As predicted, the Federal Trade Commission is going to court in an attempt to block the merger of daily fantasy sports mega-sites DraftKings and FanDuel.
Though previous estimates had claimed that DraftKings and FanDuel control a combined 80% of the daily fantasy sports market in the U.S., the FTC now says that these two companies share more than 90% of this industry; that’s far too much to put under one roof, says the Commission.
“This merger would deprive customers of the substantial benefits of direct competition between DraftKings and FanDuel,” said Tad Lipsky, Acting Director of the FTC’s Bureau of Competition, in a statement.
The two sites currently offer virtually identical products and target the same customer base.

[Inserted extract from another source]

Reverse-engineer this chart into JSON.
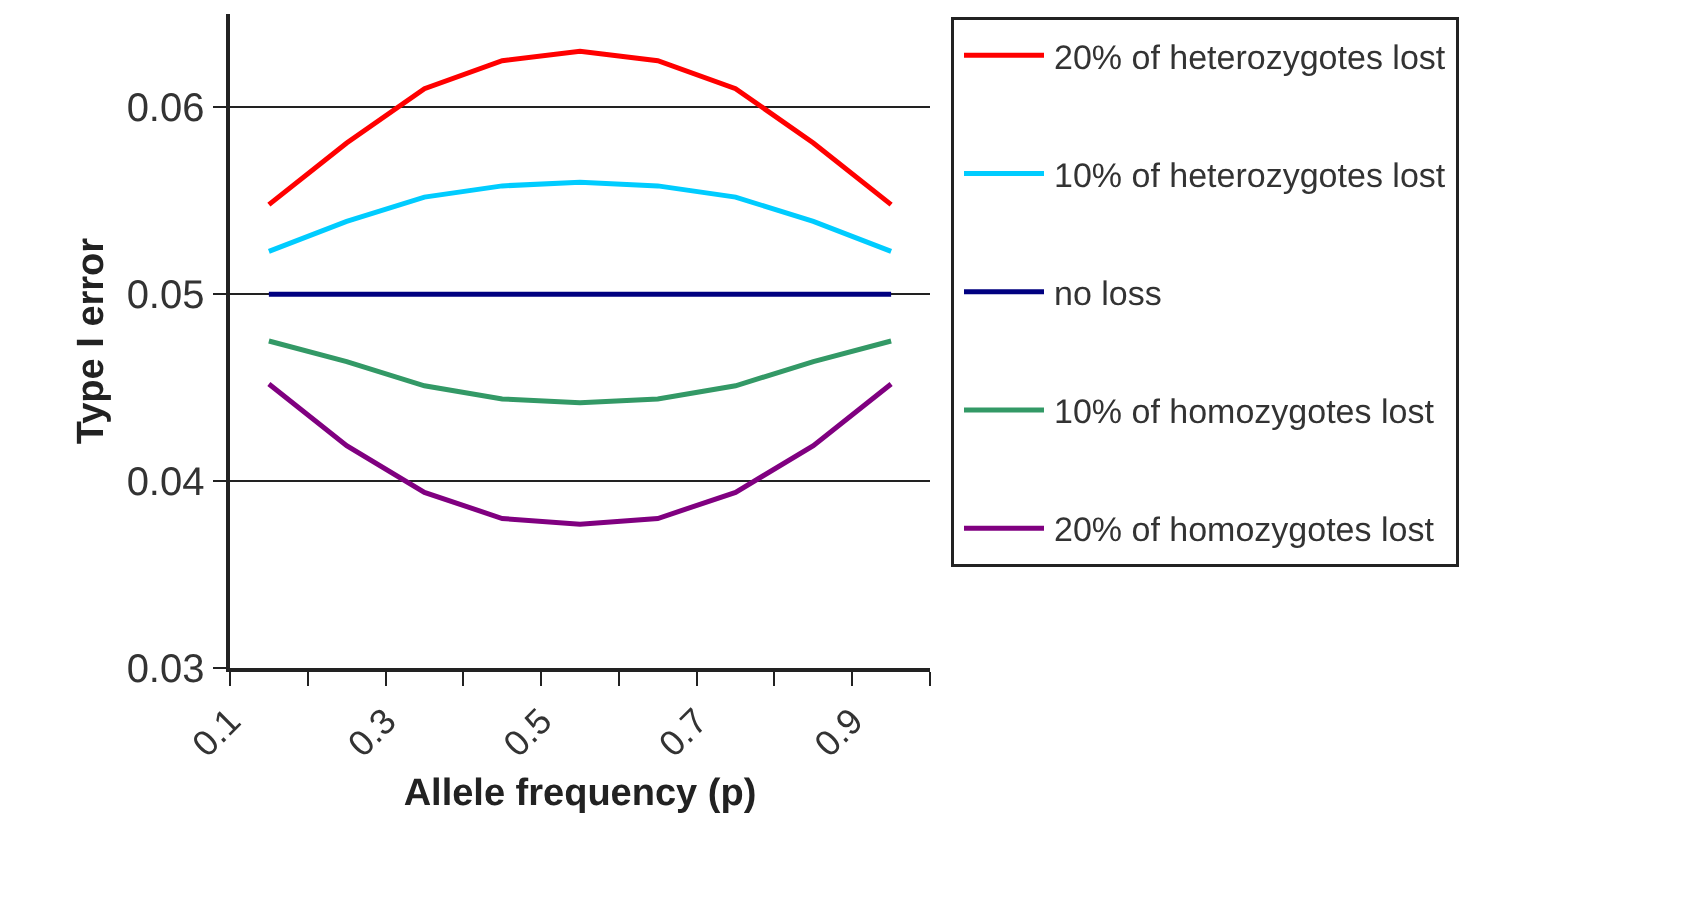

The FTC believes that this competition is helping to keep prices down and compelling each of the companies to provide better service. Without competition, argues the FTC, there is less reason to innovate, provide new services, or keep prices low for customers.
While there are a number of other sites that offer season-long fantasy football games, and some of them include cash prizes, these aren’t truly competition for either of the DFS companies because they differ so greatly in their schedules and structure.
The attorneys general of both California and Washington, D.C., are planning to join the FTC in a federal lawsuit, asking the court to issue a preliminary injunction to stop the deal pending the outcome of an administrative trial, currently slated for November.
In a joint statement emailed to Consumerist, DraftKings and FanDuel say they are “disappointed by this decision and continue to believe that a merger is in the best interests of our players, our companies, our employees and the fantasy sports industry. We are considering all our options at this time.”